I grew up hearing my grandmother’s stories of how the 19th of June was celebrated when she was a child in Southwest Arkansas. She said the community would only work a half day, then make a picnic lunch to take out to a field where the men would play baseball and they would all eat and listen to the singing groups that would come by for the occasion. Fanilla Cobb was born in 1910 and she taught me to care about the holiday she called the 19th of June, now more commonly known as Juneteenth, because of how her grandfather claimed his freedom.
Griffin Henry Belk was 17 years old, enslaved, and working with a mule to plow a field when a white man rode by and told him he was free. According to my grandmother, my great great grandfather then told the mule, “You go your way, and I’ll go mine” and they both claimed their freedom.
This story seems to have taken place some significant time after the Emancipation Proclamation since it doesn’t reference the stories of people (often in Union-occupied areas) waiting together to hear news of the January 1863 signing of the Emancipation Proclamation or of the celebrations that sometimes happened afterwards. And people in the US South don’t typically plow fields in January. Communication technology being what it was then, word of the Proclamation would likely have been slow to spread to rural, sparsely populated areas. And if Belk’s enslaver knew of the Emancipation Proclamation at all, he clearly felt no need to tell Belk, especially since the Confederate states would not have recognized President Lincoln’s authority anyway. It’s no wonder my grandmother frequently reminded me that, despite what I was being taught in school, “Lincoln didn’t free anybody.”

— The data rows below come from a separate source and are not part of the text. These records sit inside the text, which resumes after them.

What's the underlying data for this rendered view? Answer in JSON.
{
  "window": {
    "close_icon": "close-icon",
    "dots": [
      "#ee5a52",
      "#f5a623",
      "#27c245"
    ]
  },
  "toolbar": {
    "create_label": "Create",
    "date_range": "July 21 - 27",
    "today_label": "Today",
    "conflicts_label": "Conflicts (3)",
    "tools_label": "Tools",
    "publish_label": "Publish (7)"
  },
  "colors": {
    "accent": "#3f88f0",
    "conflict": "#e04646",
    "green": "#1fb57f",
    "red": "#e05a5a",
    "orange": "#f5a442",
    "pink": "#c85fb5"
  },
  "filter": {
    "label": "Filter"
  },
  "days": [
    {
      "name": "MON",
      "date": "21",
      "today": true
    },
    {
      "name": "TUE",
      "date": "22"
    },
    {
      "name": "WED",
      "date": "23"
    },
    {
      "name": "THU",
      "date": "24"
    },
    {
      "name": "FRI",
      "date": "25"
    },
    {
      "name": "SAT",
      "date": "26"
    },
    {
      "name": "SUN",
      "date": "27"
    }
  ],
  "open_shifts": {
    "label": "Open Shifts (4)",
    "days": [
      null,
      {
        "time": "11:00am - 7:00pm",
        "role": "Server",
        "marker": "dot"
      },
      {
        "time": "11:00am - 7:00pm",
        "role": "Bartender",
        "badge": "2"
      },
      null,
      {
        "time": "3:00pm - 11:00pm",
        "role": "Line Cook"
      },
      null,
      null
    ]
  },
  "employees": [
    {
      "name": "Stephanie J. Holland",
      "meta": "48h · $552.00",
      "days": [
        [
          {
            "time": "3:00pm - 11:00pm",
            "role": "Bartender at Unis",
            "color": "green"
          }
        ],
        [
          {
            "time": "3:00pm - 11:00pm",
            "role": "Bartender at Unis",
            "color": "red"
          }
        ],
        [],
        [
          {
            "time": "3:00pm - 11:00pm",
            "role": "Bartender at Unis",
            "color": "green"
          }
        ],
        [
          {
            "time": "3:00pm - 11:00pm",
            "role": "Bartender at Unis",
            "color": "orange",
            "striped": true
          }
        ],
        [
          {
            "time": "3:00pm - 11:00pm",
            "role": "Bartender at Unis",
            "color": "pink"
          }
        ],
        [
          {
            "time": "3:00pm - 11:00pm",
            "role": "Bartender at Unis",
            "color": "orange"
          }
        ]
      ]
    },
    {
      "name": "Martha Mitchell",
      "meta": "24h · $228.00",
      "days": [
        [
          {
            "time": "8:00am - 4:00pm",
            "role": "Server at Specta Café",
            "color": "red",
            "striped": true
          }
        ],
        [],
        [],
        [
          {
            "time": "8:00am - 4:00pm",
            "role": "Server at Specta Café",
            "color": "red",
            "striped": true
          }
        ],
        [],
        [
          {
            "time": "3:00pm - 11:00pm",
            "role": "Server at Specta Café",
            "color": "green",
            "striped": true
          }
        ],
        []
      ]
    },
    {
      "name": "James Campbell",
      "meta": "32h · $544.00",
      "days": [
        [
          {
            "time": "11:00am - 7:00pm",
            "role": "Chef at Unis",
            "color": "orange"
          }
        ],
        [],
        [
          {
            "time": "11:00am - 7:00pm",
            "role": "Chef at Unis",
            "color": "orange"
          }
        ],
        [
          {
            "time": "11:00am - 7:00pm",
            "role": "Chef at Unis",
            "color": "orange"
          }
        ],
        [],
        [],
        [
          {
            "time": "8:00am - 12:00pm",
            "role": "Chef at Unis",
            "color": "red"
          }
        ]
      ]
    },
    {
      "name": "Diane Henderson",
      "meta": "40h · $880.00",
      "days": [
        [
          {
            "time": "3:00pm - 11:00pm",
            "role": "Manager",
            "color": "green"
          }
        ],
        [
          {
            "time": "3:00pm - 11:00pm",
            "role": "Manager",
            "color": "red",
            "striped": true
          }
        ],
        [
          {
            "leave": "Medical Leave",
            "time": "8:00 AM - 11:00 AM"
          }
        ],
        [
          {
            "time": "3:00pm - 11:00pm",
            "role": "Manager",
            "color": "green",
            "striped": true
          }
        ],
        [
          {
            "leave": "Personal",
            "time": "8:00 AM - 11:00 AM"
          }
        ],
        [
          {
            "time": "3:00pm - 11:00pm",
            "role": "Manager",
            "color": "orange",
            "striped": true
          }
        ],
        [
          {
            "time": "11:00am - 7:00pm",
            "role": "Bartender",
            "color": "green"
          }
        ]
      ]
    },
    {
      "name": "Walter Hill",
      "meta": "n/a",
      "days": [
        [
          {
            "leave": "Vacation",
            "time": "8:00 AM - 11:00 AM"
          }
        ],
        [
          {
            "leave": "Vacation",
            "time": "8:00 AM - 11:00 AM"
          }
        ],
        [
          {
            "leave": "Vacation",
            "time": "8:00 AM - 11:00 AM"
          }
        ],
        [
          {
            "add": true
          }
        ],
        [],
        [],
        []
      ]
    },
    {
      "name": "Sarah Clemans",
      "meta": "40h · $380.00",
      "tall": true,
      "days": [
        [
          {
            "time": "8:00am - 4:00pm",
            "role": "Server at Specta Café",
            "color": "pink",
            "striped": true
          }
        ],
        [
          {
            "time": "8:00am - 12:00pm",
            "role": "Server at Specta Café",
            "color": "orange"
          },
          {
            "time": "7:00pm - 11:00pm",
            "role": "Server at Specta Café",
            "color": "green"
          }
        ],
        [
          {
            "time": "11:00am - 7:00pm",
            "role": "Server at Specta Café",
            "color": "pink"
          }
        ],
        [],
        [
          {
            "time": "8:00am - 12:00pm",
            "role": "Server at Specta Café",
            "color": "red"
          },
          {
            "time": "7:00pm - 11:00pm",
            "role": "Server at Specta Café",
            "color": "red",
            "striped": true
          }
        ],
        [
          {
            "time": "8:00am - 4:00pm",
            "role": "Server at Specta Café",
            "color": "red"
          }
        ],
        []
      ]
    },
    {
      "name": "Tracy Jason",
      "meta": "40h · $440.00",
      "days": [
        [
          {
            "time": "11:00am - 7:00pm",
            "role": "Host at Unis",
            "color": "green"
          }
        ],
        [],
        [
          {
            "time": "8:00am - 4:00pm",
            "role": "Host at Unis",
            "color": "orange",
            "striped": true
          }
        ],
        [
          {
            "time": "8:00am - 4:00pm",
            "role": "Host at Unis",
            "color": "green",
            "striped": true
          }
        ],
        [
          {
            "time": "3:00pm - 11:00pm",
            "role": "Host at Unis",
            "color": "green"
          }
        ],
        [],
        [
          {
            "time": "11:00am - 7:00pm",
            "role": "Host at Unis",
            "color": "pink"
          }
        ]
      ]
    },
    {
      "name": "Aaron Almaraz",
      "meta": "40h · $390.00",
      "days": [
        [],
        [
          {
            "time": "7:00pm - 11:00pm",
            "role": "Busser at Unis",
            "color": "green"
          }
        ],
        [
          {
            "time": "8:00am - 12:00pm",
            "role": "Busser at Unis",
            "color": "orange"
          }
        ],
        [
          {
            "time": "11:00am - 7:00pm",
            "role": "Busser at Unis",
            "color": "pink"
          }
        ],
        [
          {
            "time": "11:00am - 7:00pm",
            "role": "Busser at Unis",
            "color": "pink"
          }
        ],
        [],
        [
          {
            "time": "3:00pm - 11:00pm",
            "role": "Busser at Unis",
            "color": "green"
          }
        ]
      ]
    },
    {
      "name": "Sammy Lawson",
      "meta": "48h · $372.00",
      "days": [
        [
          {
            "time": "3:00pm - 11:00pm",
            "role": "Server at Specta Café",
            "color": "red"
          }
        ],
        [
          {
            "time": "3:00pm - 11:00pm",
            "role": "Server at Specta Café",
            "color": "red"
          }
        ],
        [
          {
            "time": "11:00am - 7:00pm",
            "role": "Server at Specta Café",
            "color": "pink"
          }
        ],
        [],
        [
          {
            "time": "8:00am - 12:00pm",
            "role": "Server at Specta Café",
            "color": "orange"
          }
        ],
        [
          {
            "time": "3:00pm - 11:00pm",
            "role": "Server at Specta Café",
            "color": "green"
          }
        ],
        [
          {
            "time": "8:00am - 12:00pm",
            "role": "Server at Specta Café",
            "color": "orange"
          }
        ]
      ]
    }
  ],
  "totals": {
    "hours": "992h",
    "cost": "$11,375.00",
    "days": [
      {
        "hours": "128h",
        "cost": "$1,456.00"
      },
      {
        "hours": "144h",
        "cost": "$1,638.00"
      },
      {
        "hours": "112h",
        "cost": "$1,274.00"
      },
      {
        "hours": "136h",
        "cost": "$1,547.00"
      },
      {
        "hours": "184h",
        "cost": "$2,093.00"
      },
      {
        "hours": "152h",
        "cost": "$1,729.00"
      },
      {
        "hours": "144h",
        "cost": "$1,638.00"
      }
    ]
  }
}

The 19th of June has long been my favorite holiday, in part because it felt so personal and so limited to a particular people in a particular part of the country. When I was growing up in Little Rock, there was always a Juneteenth Marade (combination march and parade) to celebrate, but the holiday wasn’t well known across the whole state. I left Arkansas for college in Pennsylvania and then graduate school in Georgia, and most people I told about Juneteenth had never heard of it. Still, for years, I’d throw big Juneteenth parties in Atlanta’s Piedmont Park in an attempt to recreate my grandmother’s stories from her childhood. We’d have a cookout, play volleyball, listen to music, dance, laugh, tell stories, and generally have a wonderful time.
But it wasn’t until today, June 19, 2021, this new mass market Juneteenth, that I thought about the other part of my grandmother’s story that I should work to recreate. In the 1910s and 1920s (and likely before), my family in rural Southwest Arkansas, a family of limited means living in a time and place of often intense racial discrimination and violence, still had enough control over their lives to routinely take a half day holiday that was meaningful to them. Unlike many of us, they did not have to wait for a Congress, or a Presidential signature, or an email from HR to know how they could use their time. They were always already free. On this June the 19th, I think of my grandmother, my great great grandfather and so many others who model personal and community autonomy and freedom despite the odds being against them. On the 19th of June and on every day, I strive to be like them.